I've been playing with some simple programming puzzles over on codingame.com, trying to learn the
Go programming language, and I've been making some progress. I started working on the Mini-Sudoku puzzle yesterday and in short order I had written a solution. Well, no. Didn't work. So I spent a couple hours yesterday trying to figure out what was wrong. I figured I had made a typo somewhere, interchanged a couple of indices or something, so I added a bunch of debug statements that would inform me of what was going on inside this basically trivial program, but nothing pops. Everything is behaving as it should. Okay, let's let it run for more than one iteration, and boom!, out pops the problem.
The puzzle involves filling in a little grid with numbers. At each iteration you can fill in some more numbers, but only if you are working from your worksheet. If you keep starting over with the original problem you will never get any farther than the first step. Doh!
The problem, for me, stems from the difference in the way the
C and
Go programming languages treat strings. In
C a string is just another array of bytes that is filled with characters.
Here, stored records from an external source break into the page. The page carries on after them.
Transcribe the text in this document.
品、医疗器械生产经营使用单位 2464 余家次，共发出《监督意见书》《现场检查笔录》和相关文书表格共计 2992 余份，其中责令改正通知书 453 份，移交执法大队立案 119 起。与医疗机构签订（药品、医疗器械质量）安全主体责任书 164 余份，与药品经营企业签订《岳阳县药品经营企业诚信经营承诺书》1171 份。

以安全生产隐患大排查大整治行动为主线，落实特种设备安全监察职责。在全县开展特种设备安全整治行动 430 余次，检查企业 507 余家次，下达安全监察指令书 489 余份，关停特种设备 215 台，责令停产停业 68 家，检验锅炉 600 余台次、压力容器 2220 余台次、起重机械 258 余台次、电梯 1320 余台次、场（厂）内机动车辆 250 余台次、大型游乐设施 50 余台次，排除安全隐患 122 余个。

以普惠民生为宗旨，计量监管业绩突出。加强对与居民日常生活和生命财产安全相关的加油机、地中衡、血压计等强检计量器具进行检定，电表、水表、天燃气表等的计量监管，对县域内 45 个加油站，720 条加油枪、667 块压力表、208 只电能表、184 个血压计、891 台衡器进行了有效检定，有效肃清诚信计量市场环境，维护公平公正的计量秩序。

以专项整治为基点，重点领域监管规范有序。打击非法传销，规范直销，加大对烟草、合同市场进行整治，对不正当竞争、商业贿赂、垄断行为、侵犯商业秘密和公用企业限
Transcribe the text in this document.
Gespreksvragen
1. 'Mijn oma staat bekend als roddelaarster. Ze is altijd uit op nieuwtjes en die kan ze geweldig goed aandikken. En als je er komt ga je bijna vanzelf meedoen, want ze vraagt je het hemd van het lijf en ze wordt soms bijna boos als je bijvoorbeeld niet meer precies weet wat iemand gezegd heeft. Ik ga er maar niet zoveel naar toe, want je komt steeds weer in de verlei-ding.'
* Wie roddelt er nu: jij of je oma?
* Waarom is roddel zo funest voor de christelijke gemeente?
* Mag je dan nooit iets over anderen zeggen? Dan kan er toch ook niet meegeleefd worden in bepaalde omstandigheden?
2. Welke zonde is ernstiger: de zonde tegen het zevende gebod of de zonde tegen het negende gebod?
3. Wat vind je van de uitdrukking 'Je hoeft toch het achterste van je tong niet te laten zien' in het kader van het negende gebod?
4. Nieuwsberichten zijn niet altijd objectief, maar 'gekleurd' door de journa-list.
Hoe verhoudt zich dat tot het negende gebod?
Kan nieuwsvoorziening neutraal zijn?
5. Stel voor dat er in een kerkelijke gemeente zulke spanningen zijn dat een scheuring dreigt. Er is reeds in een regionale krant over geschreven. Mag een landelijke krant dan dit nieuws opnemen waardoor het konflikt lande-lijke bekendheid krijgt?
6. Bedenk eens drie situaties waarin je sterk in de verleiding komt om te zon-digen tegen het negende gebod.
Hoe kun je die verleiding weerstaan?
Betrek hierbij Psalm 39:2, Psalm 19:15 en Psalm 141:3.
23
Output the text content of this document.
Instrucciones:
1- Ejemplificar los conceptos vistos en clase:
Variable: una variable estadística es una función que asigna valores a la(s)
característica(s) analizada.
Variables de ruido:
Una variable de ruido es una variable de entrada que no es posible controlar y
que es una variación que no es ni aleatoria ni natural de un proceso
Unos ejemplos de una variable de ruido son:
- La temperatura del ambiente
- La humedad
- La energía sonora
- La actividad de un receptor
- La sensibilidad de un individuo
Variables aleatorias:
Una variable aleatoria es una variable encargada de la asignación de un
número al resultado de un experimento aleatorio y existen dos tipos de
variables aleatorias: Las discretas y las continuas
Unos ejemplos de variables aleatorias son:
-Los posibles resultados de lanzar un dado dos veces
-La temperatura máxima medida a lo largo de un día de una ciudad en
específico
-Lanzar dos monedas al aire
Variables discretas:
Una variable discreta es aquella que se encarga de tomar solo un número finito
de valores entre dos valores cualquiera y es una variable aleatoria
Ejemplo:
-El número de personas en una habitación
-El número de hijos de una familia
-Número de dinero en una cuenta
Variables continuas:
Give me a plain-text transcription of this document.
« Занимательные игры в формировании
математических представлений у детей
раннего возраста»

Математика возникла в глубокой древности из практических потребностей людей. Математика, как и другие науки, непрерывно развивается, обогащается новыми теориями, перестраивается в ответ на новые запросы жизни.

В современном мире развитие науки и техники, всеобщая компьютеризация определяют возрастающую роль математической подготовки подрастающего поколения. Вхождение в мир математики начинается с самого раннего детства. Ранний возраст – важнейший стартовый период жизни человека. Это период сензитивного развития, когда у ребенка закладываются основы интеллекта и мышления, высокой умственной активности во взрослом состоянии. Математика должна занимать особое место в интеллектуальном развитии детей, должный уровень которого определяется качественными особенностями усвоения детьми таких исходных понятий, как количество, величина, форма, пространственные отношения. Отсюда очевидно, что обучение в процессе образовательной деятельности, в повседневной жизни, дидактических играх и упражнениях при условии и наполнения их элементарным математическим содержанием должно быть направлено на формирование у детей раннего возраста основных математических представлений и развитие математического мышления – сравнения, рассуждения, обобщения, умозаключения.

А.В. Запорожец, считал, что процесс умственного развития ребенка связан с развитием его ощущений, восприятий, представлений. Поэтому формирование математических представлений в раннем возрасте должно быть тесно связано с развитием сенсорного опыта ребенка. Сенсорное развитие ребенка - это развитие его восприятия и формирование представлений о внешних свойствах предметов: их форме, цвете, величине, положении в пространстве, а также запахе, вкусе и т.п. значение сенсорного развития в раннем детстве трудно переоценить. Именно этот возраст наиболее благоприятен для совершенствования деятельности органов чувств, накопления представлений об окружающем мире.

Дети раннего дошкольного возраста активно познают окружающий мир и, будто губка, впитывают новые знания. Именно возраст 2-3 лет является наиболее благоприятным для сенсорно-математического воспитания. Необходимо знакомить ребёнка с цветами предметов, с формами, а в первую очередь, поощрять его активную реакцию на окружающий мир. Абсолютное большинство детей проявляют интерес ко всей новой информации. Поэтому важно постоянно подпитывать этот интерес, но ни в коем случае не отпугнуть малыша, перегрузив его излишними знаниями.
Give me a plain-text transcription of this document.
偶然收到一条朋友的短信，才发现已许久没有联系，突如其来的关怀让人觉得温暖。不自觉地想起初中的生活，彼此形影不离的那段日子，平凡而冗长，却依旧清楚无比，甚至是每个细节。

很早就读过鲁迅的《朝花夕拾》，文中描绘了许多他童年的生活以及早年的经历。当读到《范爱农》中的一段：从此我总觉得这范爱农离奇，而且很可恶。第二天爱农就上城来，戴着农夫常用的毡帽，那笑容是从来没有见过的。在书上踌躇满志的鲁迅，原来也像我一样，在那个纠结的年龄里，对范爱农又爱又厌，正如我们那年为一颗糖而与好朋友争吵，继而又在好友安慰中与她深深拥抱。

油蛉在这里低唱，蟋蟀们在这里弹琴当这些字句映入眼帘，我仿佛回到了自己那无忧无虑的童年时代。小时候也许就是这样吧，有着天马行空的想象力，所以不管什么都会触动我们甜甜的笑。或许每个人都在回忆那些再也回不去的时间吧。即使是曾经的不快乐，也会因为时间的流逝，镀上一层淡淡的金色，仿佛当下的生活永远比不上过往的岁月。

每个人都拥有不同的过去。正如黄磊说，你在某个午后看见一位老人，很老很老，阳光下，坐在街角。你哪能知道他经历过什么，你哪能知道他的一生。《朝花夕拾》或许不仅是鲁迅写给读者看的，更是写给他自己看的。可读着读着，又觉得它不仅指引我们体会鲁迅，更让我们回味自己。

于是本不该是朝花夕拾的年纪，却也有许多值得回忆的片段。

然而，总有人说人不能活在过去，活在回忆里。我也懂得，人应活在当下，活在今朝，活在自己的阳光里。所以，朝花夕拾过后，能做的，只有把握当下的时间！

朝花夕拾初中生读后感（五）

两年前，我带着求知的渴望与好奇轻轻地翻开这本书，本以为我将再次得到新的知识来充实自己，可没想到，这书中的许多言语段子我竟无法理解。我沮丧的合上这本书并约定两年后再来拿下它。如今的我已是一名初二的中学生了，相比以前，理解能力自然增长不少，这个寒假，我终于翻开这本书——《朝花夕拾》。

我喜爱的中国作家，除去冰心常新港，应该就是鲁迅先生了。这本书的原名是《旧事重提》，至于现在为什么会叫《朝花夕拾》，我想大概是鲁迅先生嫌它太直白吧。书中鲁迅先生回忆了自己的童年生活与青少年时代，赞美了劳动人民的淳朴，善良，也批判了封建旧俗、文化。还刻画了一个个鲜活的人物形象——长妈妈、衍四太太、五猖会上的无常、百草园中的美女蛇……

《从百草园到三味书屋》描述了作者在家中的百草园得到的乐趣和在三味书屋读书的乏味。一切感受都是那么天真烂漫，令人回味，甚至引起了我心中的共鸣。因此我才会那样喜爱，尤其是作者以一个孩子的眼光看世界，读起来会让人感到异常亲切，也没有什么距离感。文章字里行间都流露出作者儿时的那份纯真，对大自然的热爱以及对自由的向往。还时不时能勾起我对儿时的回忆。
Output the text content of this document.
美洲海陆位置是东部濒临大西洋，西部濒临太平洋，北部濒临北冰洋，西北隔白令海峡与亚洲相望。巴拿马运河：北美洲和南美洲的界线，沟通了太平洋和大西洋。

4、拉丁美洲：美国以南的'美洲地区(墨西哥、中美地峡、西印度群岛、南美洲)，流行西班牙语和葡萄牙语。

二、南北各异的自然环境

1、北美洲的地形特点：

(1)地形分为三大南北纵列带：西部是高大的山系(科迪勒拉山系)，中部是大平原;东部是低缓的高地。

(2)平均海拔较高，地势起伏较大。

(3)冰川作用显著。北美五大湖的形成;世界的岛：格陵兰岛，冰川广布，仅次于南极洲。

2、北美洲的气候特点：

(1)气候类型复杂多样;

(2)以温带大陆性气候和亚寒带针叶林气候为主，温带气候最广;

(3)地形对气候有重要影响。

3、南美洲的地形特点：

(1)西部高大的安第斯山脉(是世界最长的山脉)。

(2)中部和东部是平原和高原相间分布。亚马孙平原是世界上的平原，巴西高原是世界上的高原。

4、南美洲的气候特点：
You can replace those characters willy-nilly, just like in any other array. In
Go, however, strings are inviolate. Once created they cannot be altered. If you want to alter them, you need to copy them into a byte array and then you can muck about with the array as much as you like.
I wonder if there is someway to convert a byte array to a string? So far the only ways I've seen to create strings is to write them into the source code so they are created at compile time*, or to read them into string variables from a file. There's probably a way to do it, but I haven't gotten to that lesson yet.
*compile time is that moment when you feed your source code, the program you have written, to the compiler, another computer program that turns your source code into machine code. Machine code is what the computer likes to read. Compile time is like a final exam at school, you submit your work to the powers-that-be and wait for it to be accepted or rejected. It's usually rejected, but you get to keep trying over and over and over again until you get it right. Exams are bad, full of trepidation, but at least they have a time limit and when they are over you are done. Trying to get a piece of source code to compile successfully can go on forever.